Crise économique au Liban: les banques au cœur de la crise

Le secteur bancaire au Liban est au cœur de la crise financière qui frappe le Liban depuis le mois d’octobre dernier. La décision des banques de limiter les retraits en devises aux guichets et aux distributeurs automatiques de billets a provoqué la colère des déposants et la crainte de voir leur épargne partir en fumée.

Des incidents, parfois violents ont eu lieu dans certaines succursales entre des clients et des employés. Les banques sont tenues responsables de la crise financière par une partie du mouvement de contestation.

Les manifestants accusent les banquiers de s’être enrichis en investissant une grande partie des dépôts des épargnants, notamment l’argent envoyé par la diaspora du golfe et d’Afrique, en bons du Trésor et en eurobonds, à des taux avantageux, pour financer les besoins de l’État. Des montages financiers complexes, encouragés par la Banque centrale, ont permis aux banques de faire des profits faramineux, mais au détriment de l’économie.

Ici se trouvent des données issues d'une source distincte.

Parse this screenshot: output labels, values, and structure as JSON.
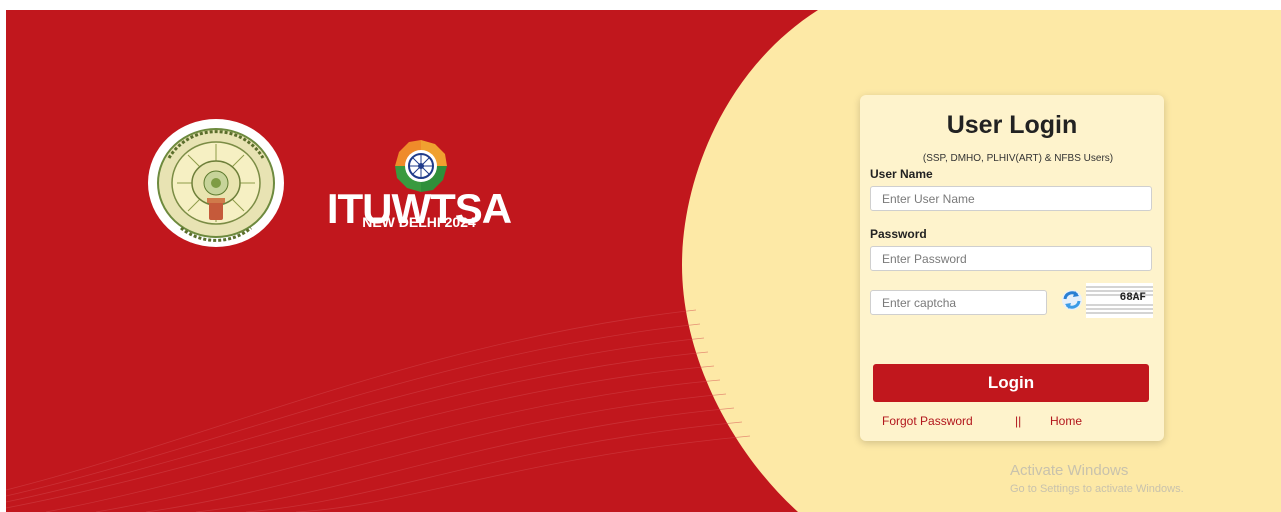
{
  "brand": {
    "itu_title": "ITUWTSA",
    "itu_subtitle": "NEW DELHI 2024"
  },
  "login": {
    "title": "User Login",
    "subtitle": "(SSP, DMHO, PLHIV(ART) & NFBS Users)",
    "username_label": "User Name",
    "username_placeholder": "Enter User Name",
    "username_value": "",
    "password_label": "Password",
    "password_placeholder": "Enter Password",
    "password_value": "",
    "captcha_placeholder": "Enter captcha",
    "captcha_value": "",
    "captcha_code": "68AF",
    "button_label": "Login",
    "forgot_label": "Forgot Password",
    "separator": "||",
    "home_label": "Home"
  },
  "watermark": {
    "line1": "Activate Windows",
    "line2": "Go to Settings to activate Windows."
  },
  "colors": {
    "brand_red": "#c1171d",
    "cream": "#fde9a6",
    "card": "#fef3cc"
  },
  "icons": [
    "state-emblem-seal",
    "itu-ashoka-chakra-logo",
    "refresh-captcha-icon"
  ]
}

L’agriculture et l’industrie ont été négligées, remplacées par une économie de rente qui ne produisait presque plus rien. Le déficit commercial et la balance des paiements se sont creusés dans un pays qui importe près de 80% de ses besoins. Tous ces déficits, en plus de celui de l’État, étaient financés par ces montages financiers qui profitaient aux banques. Résultat : l’épargne, prêtée à l’État au fil des ans, n’existe plus que sur le papier. C’est pour cette raison que les retraits en devises sont rationnés.

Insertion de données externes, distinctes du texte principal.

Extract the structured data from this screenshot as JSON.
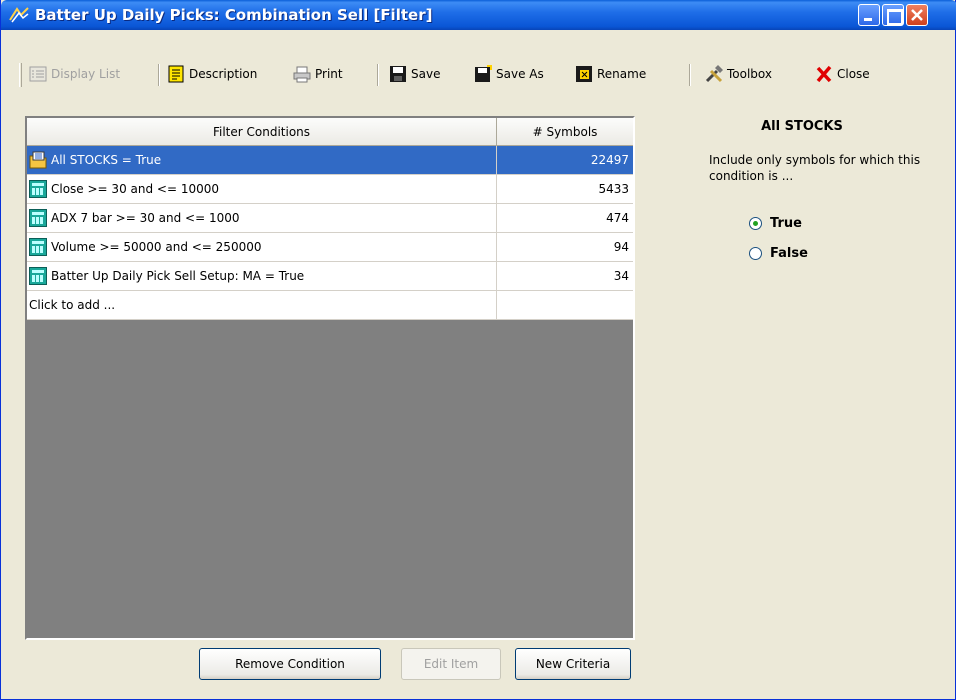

Gel des avoirs d’une vingtaine de banques

Le procureur financier libanais a pris jeudi 5 mars une décision inattendue en gelant les avoirs d’une vingtaine de banques. Cette mesure est inédite au Liban. La décision du procureur financier Ali Ibrahim vise, selon lui, à « protéger les déposants et secouer les banques, en leur rappelant qu’elles ne sont pas au-dessus des lois ». Le magistrat a gelé les biens immobiliers, les voitures, les actions, des banques et de leurs présidents, mais pas les dépôts ou les transactions bancaires.

La décision leur interdit de vendre ou de liquider les avoirs. Cette mesure est intervenue alors que les propriétaires de certaines banques sont soupçonnés d’avoir fait sortir du pays des milliards de dollars pour les mettre à l’abri à l’étranger, notamment en Suisse, alors que les Libanais ne peuvent plus transférer de l’argent à l’étranger depuis le début du mois de novembre.

Une décision suspendue par le procureur général

Mais coup de théâtre, la décision du procureur financier a été à son tour gelée par le procureur général quelques heures plus tard. Le procureur de la République, Ghassan Oueidat, a expliqué qu’après le gel des avoirs des banques, il a reçu des informations selon lesquelles « les autorités financières internationales avaient l’intention de cesser de traiter avec les banques et les institutions financières libanaises », ce qui aurait plongé les secteurs monétaire, financier et économique dans le « chaos ». Il a donc suspendu la décision de son collègue afin d’en évaluer les « répercussions sur la monnaie nationale, les transactions bancaires, l’argent des déposants et la sécurité économique ».

En réalité, ces divergences au sein de la justice ne font que refléter les divisions de la classe politique entre ceux qui veulent en découdre avec les banques qu’ils jugent responsables de la crise, et ceux qui veulent les protéger.